Not all employers use employment contracts and not all employees get one. When employment contracts do come into play, they can come in all shapes and sizes. Sometimes they are not written down but have to be pieced together from multiple conversations and emails. Other times, they can be hundreds of typed pages long (e.g., if you’re a Fortune 500 CEO).
The good news is that almost all employment contracts require you to answer the same few basic questions.
Is the Contract the Final Word?
Look for a sentence at the end of the contract that says something like the following: “This Agreement contains the entire agreement between the parties with respect to the subject matter hereof. Each party acknowledges that it has not relied on any representations or promises except as set forth herein. Any and all prior negotiations, discussions, agreements, or understandings, whether written or oral, are merged into and are superseded and displaced by this Agreement.” The contract might also have a section called “Merger” or “Integration” or “Prior Understandings Superseded”.
This means that everything you were told and thought when you signed the contract is irrelevant. The only thing that matters is what’s contained in the four corners of the paper on which the contract is written.
Of course, the opposite is true too. If the contract does not contain the above, then all the emails and conversations you had with your employer when you signed the contract would be considered by a judge in interpreting the contract’s terms.
What Happens if Someone Violates the Contract?

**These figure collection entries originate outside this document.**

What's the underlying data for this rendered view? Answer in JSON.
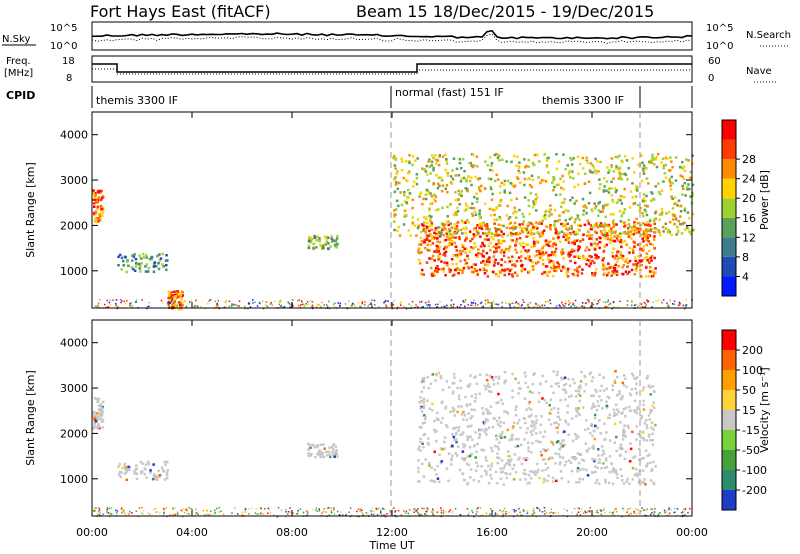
{
  "header": {
    "radar_title": "Fort Hays East (fitACF)",
    "beam_title": "Beam 15  18/Dec/2015 - 19/Dec/2015"
  },
  "top_panel": {
    "left_label": "N.Sky",
    "right_label": "N.Search",
    "left_ticks": [
      "10^5",
      "10^0"
    ],
    "right_ticks": [
      "10^5",
      "10^0"
    ]
  },
  "freq_panel": {
    "left_label_1": "Freq.",
    "left_label_2": "[MHz]",
    "right_label": "Nave",
    "left_ticks": [
      "18",
      "8"
    ],
    "right_ticks": [
      "60",
      "0"
    ]
  },
  "cpid_panel": {
    "label": "CPID",
    "segments": [
      "themis 3300 IF",
      "normal (fast) 151 IF",
      "themis 3300 IF"
    ]
  },
  "x_axis": {
    "label": "Time UT",
    "ticks": [
      "00:00",
      "04:00",
      "08:00",
      "12:00",
      "16:00",
      "20:00",
      "00:00"
    ]
  },
  "colorbar_power": {
    "title": "Power [dB]",
    "labels": [
      "4",
      "8",
      "12",
      "16",
      "20",
      "24",
      "28"
    ],
    "colors": [
      "#0019ff",
      "#1e4bb4",
      "#3c7d8c",
      "#5aa05a",
      "#a0d22d",
      "#ffd200",
      "#ff8c00",
      "#ff3c00",
      "#ff0000"
    ]
  },
  "colorbar_velocity": {
    "title": "Velocity [m s⁻¹]",
    "labels": [
      "200",
      "100",
      "50",
      "15",
      "-15",
      "-50",
      "-100",
      "-200"
    ],
    "colors": [
      "#1e3cc8",
      "#2d8c6e",
      "#46a03c",
      "#78d23c",
      "#c8c8c8",
      "#ffd23c",
      "#ffa000",
      "#ff6400",
      "#ff0000"
    ]
  },
  "chart_data": [
    {
      "type": "heatmap",
      "title": "Power",
      "xlabel": "Time UT",
      "ylabel": "Slant Range [km]",
      "xlim": [
        0,
        24
      ],
      "ylim": [
        180,
        4500
      ],
      "yticks": [
        "1000",
        "2000",
        "3000",
        "4000"
      ],
      "description_regions": [
        {
          "t": [
            0,
            0.4
          ],
          "r": [
            2100,
            2800
          ],
          "level": 26
        },
        {
          "t": [
            1.0,
            3.0
          ],
          "r": [
            1000,
            1400
          ],
          "level": 12
        },
        {
          "t": [
            3.0,
            3.6
          ],
          "r": [
            180,
            600
          ],
          "level": 26
        },
        {
          "t": [
            8.6,
            9.8
          ],
          "r": [
            1500,
            1800
          ],
          "level": 14
        },
        {
          "t": [
            13.0,
            22.5
          ],
          "r": [
            900,
            2100
          ],
          "level": 26
        },
        {
          "t": [
            12.0,
            24.0
          ],
          "r": [
            1800,
            3600
          ],
          "level": 16
        }
      ]
    },
    {
      "type": "heatmap",
      "title": "Velocity",
      "xlabel": "Time UT",
      "ylabel": "Slant Range [km]",
      "xlim": [
        0,
        24
      ],
      "ylim": [
        180,
        4500
      ],
      "yticks": [
        "1000",
        "2000",
        "3000",
        "4000"
      ],
      "description_regions": [
        {
          "t": [
            0,
            0.4
          ],
          "r": [
            2100,
            2800
          ],
          "level": 0
        },
        {
          "t": [
            1.0,
            3.0
          ],
          "r": [
            1000,
            1400
          ],
          "level": 0
        },
        {
          "t": [
            8.6,
            9.8
          ],
          "r": [
            1500,
            1800
          ],
          "level": 20
        },
        {
          "t": [
            13.0,
            22.5
          ],
          "r": [
            900,
            3400
          ],
          "level": 0
        }
      ]
    }
  ]
}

The contract may have a section called “Breach”, but more often, the contract will build in the consequences of contractual violations into the “Termination” section, since termination of employment is the usual response to a violation. There may be other consequences too. You may be required to re-pay the employer for any training they have invested in you. Or you might be on the hook for a monetary sum called “liquidated damages”.

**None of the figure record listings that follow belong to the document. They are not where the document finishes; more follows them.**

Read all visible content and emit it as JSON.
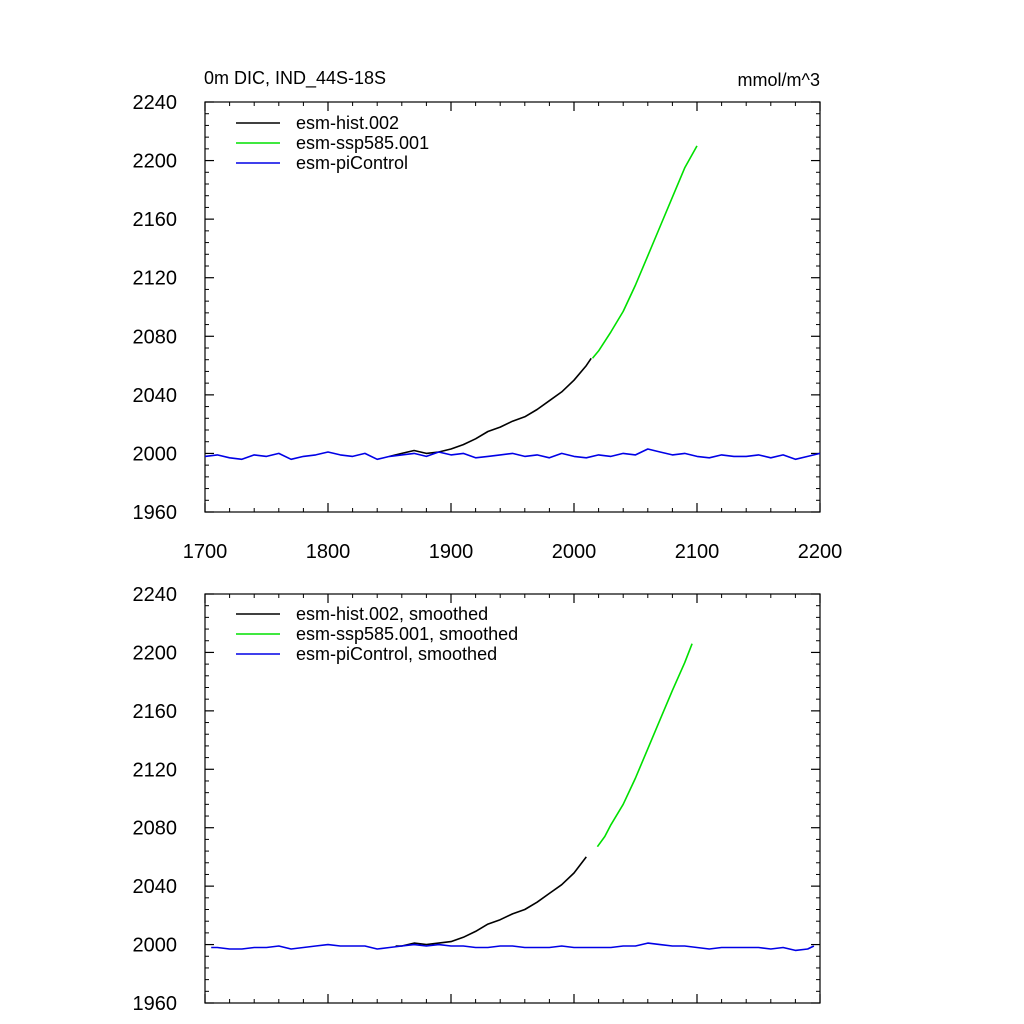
{
  "figure": {
    "title_left": "0m DIC, IND_44S-18S",
    "title_right": "mmol/m^3"
  },
  "colors": {
    "hist": "#000000",
    "ssp": "#00e000",
    "picontrol": "#0000e6",
    "axis": "#000000"
  },
  "chart_data": [
    {
      "type": "line",
      "title": "0m DIC, IND_44S-18S",
      "units": "mmol/m^3",
      "xlim": [
        1700,
        2200
      ],
      "ylim": [
        1960,
        2240
      ],
      "x_ticks": [
        1700,
        1800,
        1900,
        2000,
        2100,
        2200
      ],
      "y_ticks": [
        1960,
        2000,
        2040,
        2080,
        2120,
        2160,
        2200,
        2240
      ],
      "x_tick_labels_shown": true,
      "legend_position": "top-left",
      "series": [
        {
          "name": "esm-hist.002",
          "color_key": "hist",
          "x": [
            1850,
            1860,
            1870,
            1880,
            1890,
            1900,
            1910,
            1920,
            1930,
            1940,
            1950,
            1960,
            1970,
            1980,
            1990,
            2000,
            2010,
            2014
          ],
          "y": [
            1998,
            2000,
            2002,
            2000,
            2001,
            2003,
            2006,
            2010,
            2015,
            2018,
            2022,
            2025,
            2030,
            2036,
            2042,
            2050,
            2060,
            2065
          ]
        },
        {
          "name": "esm-ssp585.001",
          "color_key": "ssp",
          "x": [
            2015,
            2020,
            2030,
            2040,
            2050,
            2060,
            2070,
            2080,
            2090,
            2100
          ],
          "y": [
            2065,
            2070,
            2083,
            2097,
            2115,
            2135,
            2155,
            2175,
            2195,
            2210
          ]
        },
        {
          "name": "esm-piControl",
          "color_key": "picontrol",
          "x": [
            1700,
            1710,
            1720,
            1730,
            1740,
            1750,
            1760,
            1770,
            1780,
            1790,
            1800,
            1810,
            1820,
            1830,
            1840,
            1850,
            1860,
            1870,
            1880,
            1890,
            1900,
            1910,
            1920,
            1930,
            1940,
            1950,
            1960,
            1970,
            1980,
            1990,
            2000,
            2010,
            2020,
            2030,
            2040,
            2050,
            2060,
            2070,
            2080,
            2090,
            2100,
            2110,
            2120,
            2130,
            2140,
            2150,
            2160,
            2170,
            2180,
            2190,
            2200
          ],
          "y": [
            1998,
            1999,
            1997,
            1996,
            1999,
            1998,
            2000,
            1996,
            1998,
            1999,
            2001,
            1999,
            1998,
            2000,
            1996,
            1998,
            1999,
            2000,
            1998,
            2001,
            1999,
            2000,
            1997,
            1998,
            1999,
            2000,
            1998,
            1999,
            1997,
            2000,
            1998,
            1997,
            1999,
            1998,
            2000,
            1999,
            2003,
            2001,
            1999,
            2000,
            1998,
            1997,
            1999,
            1998,
            1998,
            1999,
            1997,
            1999,
            1996,
            1998,
            2000
          ]
        }
      ]
    },
    {
      "type": "line",
      "title": "",
      "units": "",
      "xlim": [
        1700,
        2200
      ],
      "ylim": [
        1960,
        2240
      ],
      "x_ticks": [
        1700,
        1800,
        1900,
        2000,
        2100,
        2200
      ],
      "y_ticks": [
        1960,
        2000,
        2040,
        2080,
        2120,
        2160,
        2200,
        2240
      ],
      "x_tick_labels_shown": false,
      "legend_position": "top-left",
      "series": [
        {
          "name": "esm-hist.002, smoothed",
          "color_key": "hist",
          "x": [
            1855,
            1860,
            1870,
            1880,
            1890,
            1900,
            1910,
            1920,
            1930,
            1940,
            1950,
            1960,
            1970,
            1980,
            1990,
            2000,
            2010
          ],
          "y": [
            1999,
            1999,
            2001,
            2000,
            2001,
            2002,
            2005,
            2009,
            2014,
            2017,
            2021,
            2024,
            2029,
            2035,
            2041,
            2049,
            2060
          ]
        },
        {
          "name": "esm-ssp585.001, smoothed",
          "color_key": "ssp",
          "x": [
            2019,
            2025,
            2030,
            2040,
            2050,
            2060,
            2070,
            2080,
            2090,
            2096
          ],
          "y": [
            2067,
            2074,
            2082,
            2096,
            2114,
            2134,
            2154,
            2174,
            2193,
            2206
          ]
        },
        {
          "name": "esm-piControl, smoothed",
          "color_key": "picontrol",
          "x": [
            1705,
            1710,
            1720,
            1730,
            1740,
            1750,
            1760,
            1770,
            1780,
            1790,
            1800,
            1810,
            1820,
            1830,
            1840,
            1850,
            1860,
            1870,
            1880,
            1890,
            1900,
            1910,
            1920,
            1930,
            1940,
            1950,
            1960,
            1970,
            1980,
            1990,
            2000,
            2010,
            2020,
            2030,
            2040,
            2050,
            2060,
            2070,
            2080,
            2090,
            2100,
            2110,
            2120,
            2130,
            2140,
            2150,
            2160,
            2170,
            2180,
            2190,
            2195
          ],
          "y": [
            1998,
            1998,
            1997,
            1997,
            1998,
            1998,
            1999,
            1997,
            1998,
            1999,
            2000,
            1999,
            1999,
            1999,
            1997,
            1998,
            1999,
            2000,
            1999,
            2000,
            1999,
            1999,
            1998,
            1998,
            1999,
            1999,
            1998,
            1998,
            1998,
            1999,
            1998,
            1998,
            1998,
            1998,
            1999,
            1999,
            2001,
            2000,
            1999,
            1999,
            1998,
            1997,
            1998,
            1998,
            1998,
            1998,
            1997,
            1998,
            1996,
            1997,
            1999
          ]
        }
      ]
    }
  ]
}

You will also want to look for a section called “Dispute Resolution” or “Arbitration”. Or it might be in a section called “Miscellaneous”. In any case, the relevant language will likely be near the end of the contract. This section sets out the procedures the parties have to follow if the contract is violated or a dispute otherwise arises under the contract. Sometimes the contract will require the parties to engage in a multi-step process of first trying to work things out themselves, and failing that, hiring a mediator or arbitrator. Other times the contract will require the parties simply to file any lawsuit in a certain jurisdiction.
This can a real trap for employees if they’re living and working in one state but the contract requires them to file a lawsuit all the way on the other side of the country. I’ve also discussed the downsides of arbitration for employees several times in other posts: “Is Arbitration Good or Bad for Employees?” and “Arbitration Works Better than Lawsuits . . . But for Whom?”
Another thing to watch out for: the contract may require the party who loses the dispute to pay for the costs and attorney fees of the prevailing party. Given attorneys can charge anywhere from $200 to $1,000 per hour, this can add up fast for the losing party.
What Obligations Continue after the Contract Ends?
After the contract expires or is early terminated, you may not be completely off the hook. The contract may have a “noncompete” clause that prohibits you from working for another employer in the same industry within a certain geographic region and/or for a certain period of time. Noncompete clauses are generally unenforceable in California but that doesn’t stop employer from including them in contracts so you should keep an eye out for them.
The contract could also have continuing confidentiality obligations that require you to preserve and protect from disclosure any confidential information and/or trade secrets you acquired during your employment. If you fail to comply, the contract may require you to pay a certain amount of money to the employer, so-called “liquidated damages”.
Final Words of Advice
This post contains a lot of information but, remember, it’s no substitute for a trained lawyer. There’s a reason “Contracts” was a year-long course in law school and why contract breach lawsuits constituted a third of all civil trials according to the U.S. Bureau of Justice Statistics‘ 2005 national survey of trials conducted in general jurisdiction courts across the country. If you have a question about a contract, need help negotiating one, or are faced with a contract breach, either by you or your employer, talk to a lawyer.